The research (from the American Cancer Society) continues to show that higher tobacco taxes reduce the number of tobacco users, especially among the young. So they are healthier. As for groceries, they aren’t exactly luxuries. People must eat. And the 7 percent tax hits the poor the hardest. They already spend a larger percentage of their meager income on food than those with disposable income, those who have money left over after necessities, left over for, say, vacations or education or really nice housing.
It's not just in an old, yellowing newspaper clipping from 2006. Look at this year’s Legislative action. Don’t get me wrong. It wasn’t all bad. Many Hattiesburg area projects were funded. And the passage of House Bill 539 permits pregnant women whose household income is less than $30,000.00 to begin receiving prenatal care while their Medicaid application is under consideration. But when it comes to helping those we might call “the poor,” too many legislators choke on the big stuff.
A few examples come to mind. One is MTAG, the state’s college tuition assistance grant that awards up to $1000.00 per year to students who meet certain standards. One of those standards is that they cannot also be a recipient of a federal Pell Grant. To qualify for a Pell Grant, a student’s family cannot make more than approximately $32,000.00. So those who need the money most don’t qualify for MTAG! Meanwhile, bill to increase the amount of the MTAG grant and remove the Pell Grant exclusion failed in the state Senate this year.
Second is the Senate’s failure to go along with the House’s overwhelming support for expanding Medicaid. I’ve already said my piece on that in the May 9th issue of this paper. In her Sunday sermon last week, my pastor quoted Dorothy Day, crusader for the urban poor in the first half of the twentieth century: “The Gospel takes away our right forever, to discriminate between the deserving and the underserving poor.” I agree. But the Senate did not.

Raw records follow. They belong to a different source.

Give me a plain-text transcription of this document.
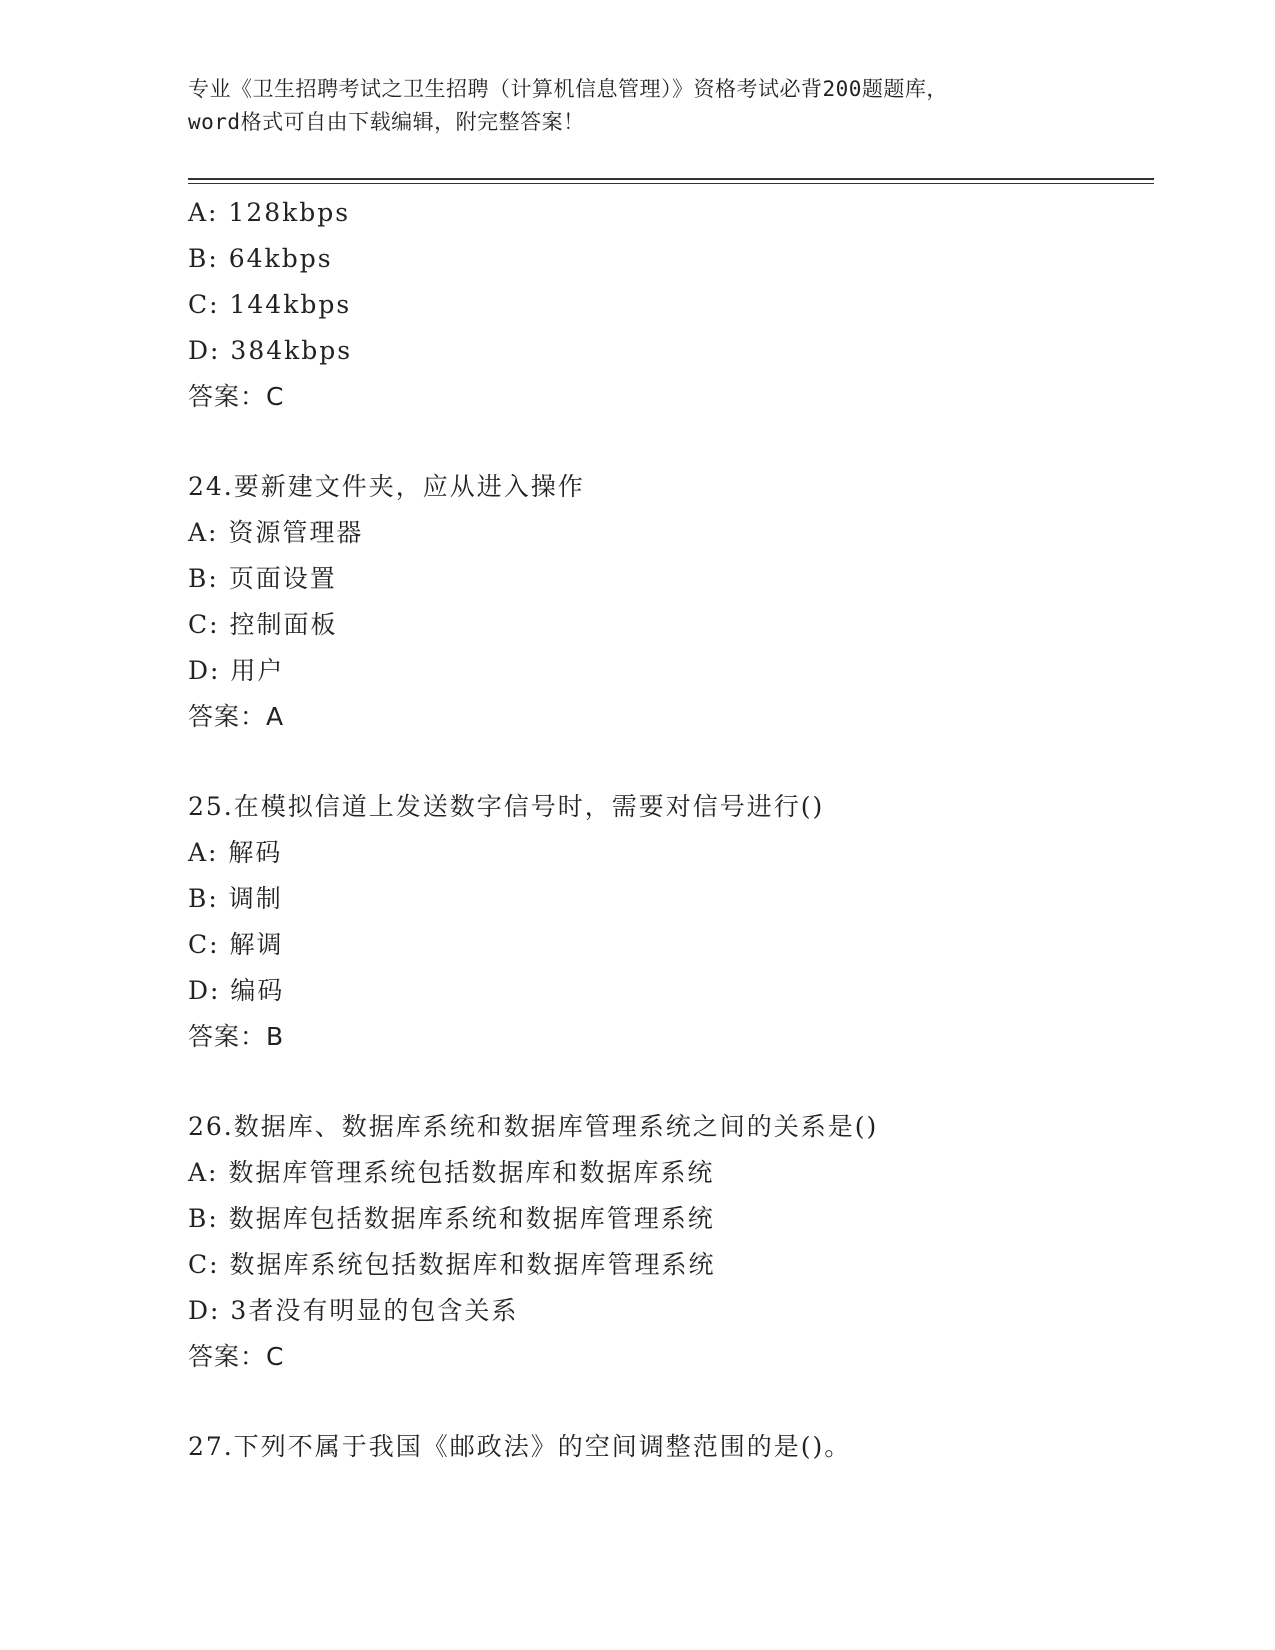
专业《卫生招聘考试之卫生招聘（计算机信息管理）》资格考试必背200题题库，
word格式可自由下载编辑，附完整答案！
A: 128kbps
B: 64kbps
C: 144kbps
D: 384kbps
答案：C
24.要新建文件夹，应从进入操作
A: 资源管理器
B: 页面设置
C: 控制面板
D: 用户
答案：A
25.在模拟信道上发送数字信号时，需要对信号进行()
A: 解码
B: 调制
C: 解调
D: 编码
答案：B
26.数据库、数据库系统和数据库管理系统之间的关系是()
A: 数据库管理系统包括数据库和数据库系统
B: 数据库包括数据库系统和数据库管理系统
C: 数据库系统包括数据库和数据库管理系统
D: 3者没有明显的包含关系
答案：C
27.下列不属于我国《邮政法》的空间调整范围的是()。
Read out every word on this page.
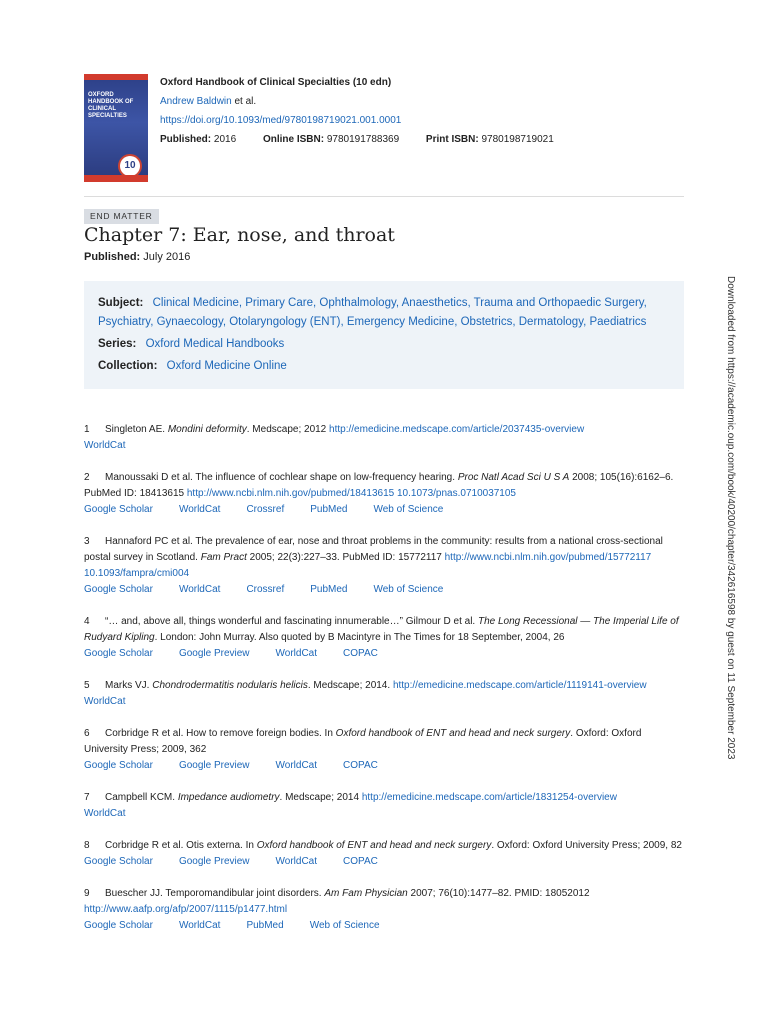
OXFORD HANDBOOK OF CLINICAL SPECIALTIES
10
Oxford Handbook of Clinical Specialties (10 edn)
Andrew Baldwin et al.
https://doi.org/10.1093/med/9780198719021.001.0001
Published: 2016	Online ISBN: 9780191788369	Print ISBN: 9780198719021
END MATTER
Chapter 7: Ear, nose, and throat
Published: July 2016
Subject: Clinical Medicine, Primary Care, Ophthalmology, Anaesthetics, Trauma and Orthopaedic Surgery,
Psychiatry, Gynaecology, Otolaryngology (ENT), Emergency Medicine, Obstetrics, Dermatology, Paediatrics
Series: Oxford Medical Handbooks
Collection: Oxford Medicine Online
1 Singleton AE. Mondini deformity. Medscape; 2012 http://emedicine.medscape.com/article/2037435-overview
WorldCat
2 Manoussaki D et al. The influence of cochlear shape on low-frequency hearing. Proc Natl Acad Sci U S A 2008; 105(16):6162–6. PubMed ID: 18413615 http://www.ncbi.nlm.nih.gov/pubmed/18413615 10.1073/pnas.0710037105
Google Scholar	WorldCat	Crossref	PubMed	Web of Science
3 Hannaford PC et al. The prevalence of ear, nose and throat problems in the community: results from a national cross-sectional postal survey in Scotland. Fam Pract 2005; 22(3):227–33. PubMed ID: 15772117 http://www.ncbi.nlm.nih.gov/pubmed/15772117 10.1093/fampra/cmi004
Google Scholar	WorldCat	Crossref	PubMed	Web of Science
4 “… and, above all, things wonderful and fascinating innumerable…” Gilmour D et al. The Long Recessional — The Imperial Life of Rudyard Kipling. London: John Murray. Also quoted by B Macintyre in The Times for 18 September, 2004, 26
Google Scholar	Google Preview	WorldCat	COPAC
5 Marks VJ. Chondrodermatitis nodularis helicis. Medscape; 2014. http://emedicine.medscape.com/article/1119141-overview
WorldCat
6 Corbridge R et al. How to remove foreign bodies. In Oxford handbook of ENT and head and neck surgery. Oxford: Oxford University Press; 2009, 362
Google Scholar	Google Preview	WorldCat	COPAC
7 Campbell KCM. Impedance audiometry. Medscape; 2014 http://emedicine.medscape.com/article/1831254-overview
WorldCat
8 Corbridge R et al. Otis externa. In Oxford handbook of ENT and head and neck surgery. Oxford: Oxford University Press; 2009, 82
Google Scholar	Google Preview	WorldCat	COPAC
9 Buescher JJ. Temporomandibular joint disorders. Am Fam Physician 2007; 76(10):1477–82. PMID: 18052012 http://www.aafp.org/afp/2007/1115/p1477.html
Google Scholar	WorldCat	PubMed	Web of Science
Downloaded from https://academic.oup.com/book/40200/chapter/342616598 by guest on 11 September 2023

Third, the State Public Service Commission voted 2-1 to end subsidies to low-income residents for installation of solar panels. The two commissioners who voted to terminate this benefit alleged that removing a power customer from the grid would cost their neighbors more money. They need to “show their work” on that one. I just don’t see it.

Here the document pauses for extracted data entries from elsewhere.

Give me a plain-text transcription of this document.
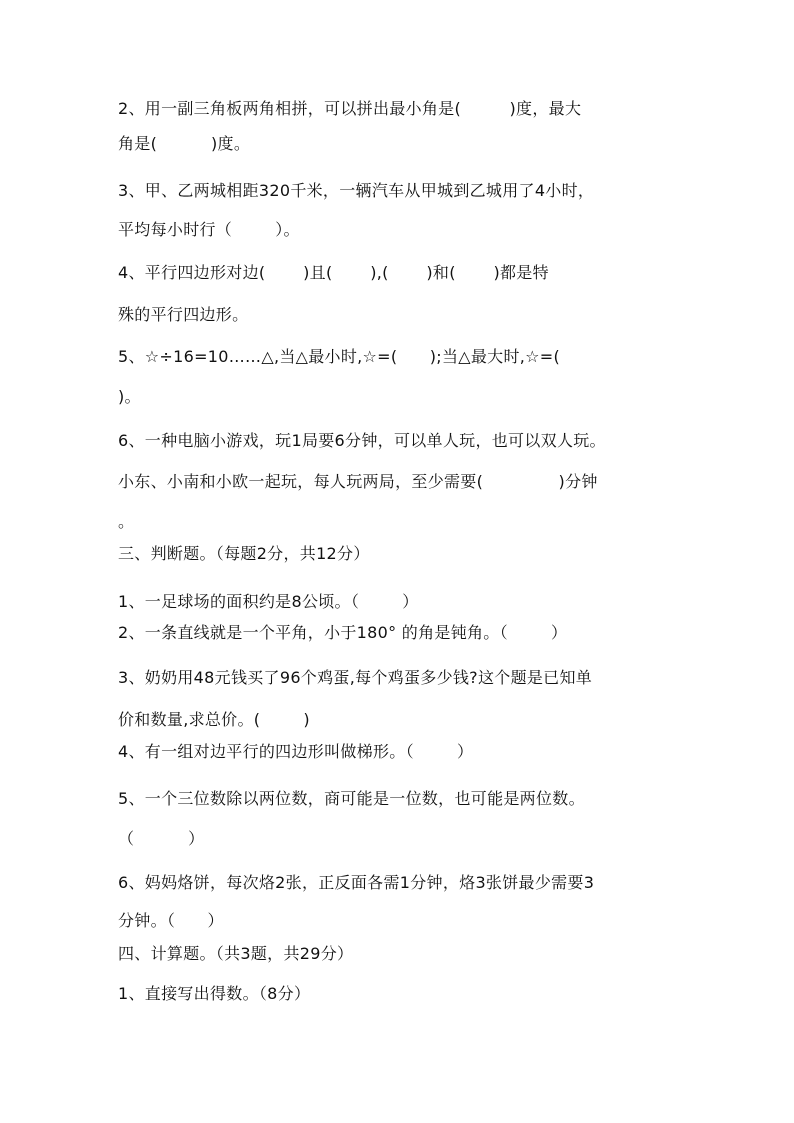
2、用一副三角板两角相拼，可以拼出最小角是(         )度，最大
角是(          )度。
3、甲、乙两城相距320千米，一辆汽车从甲城到乙城用了4小时，
平均每小时行（        ）。
4、平行四边形对边(       )且(       ),(       )和(       )都是特
殊的平行四边形。
5、☆÷16=10……△,当△最小时,☆=(      );当△最大时,☆=(
)。
6、一种电脑小游戏，玩1局要6分钟，可以单人玩，也可以双人玩。
小东、小南和小欧一起玩，每人玩两局，至少需要(              )分钟
。
三、判断题。（每题2分，共12分）
1、一足球场的面积约是8公顷。（        ）
2、一条直线就是一个平角，小于180° 的角是钝角。（        ）
3、奶奶用48元钱买了96个鸡蛋,每个鸡蛋多少钱?这个题是已知单
价和数量,求总价。(        )
4、有一组对边平行的四边形叫做梯形。（        ）
5、一个三位数除以两位数，商可能是一位数，也可能是两位数。
（          ）
6、妈妈烙饼，每次烙2张，正反面各需1分钟，烙3张饼最少需要3
分钟。（      ）
四、计算题。（共3题，共29分）
1、直接写出得数。（8分）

We need to have some long and difficult conversations about what is in the public interest. What public benefits are actually good for all of us? I can name a few: quality healthcare, quality education, a future freed from the threat of global warming, and a robust safety net for those at the bottom of the economic ladder.
In our own Constitution, promoting “the general welfare” was one of the reasons the framers put forward for creating this republic. Mississippi has been missing that opportunity in significant ways at least since 2006 and that full page ad urging Senators to vote to reduce the grocery tax and increase the tobacco tax. When will we learn? When will we ever learn?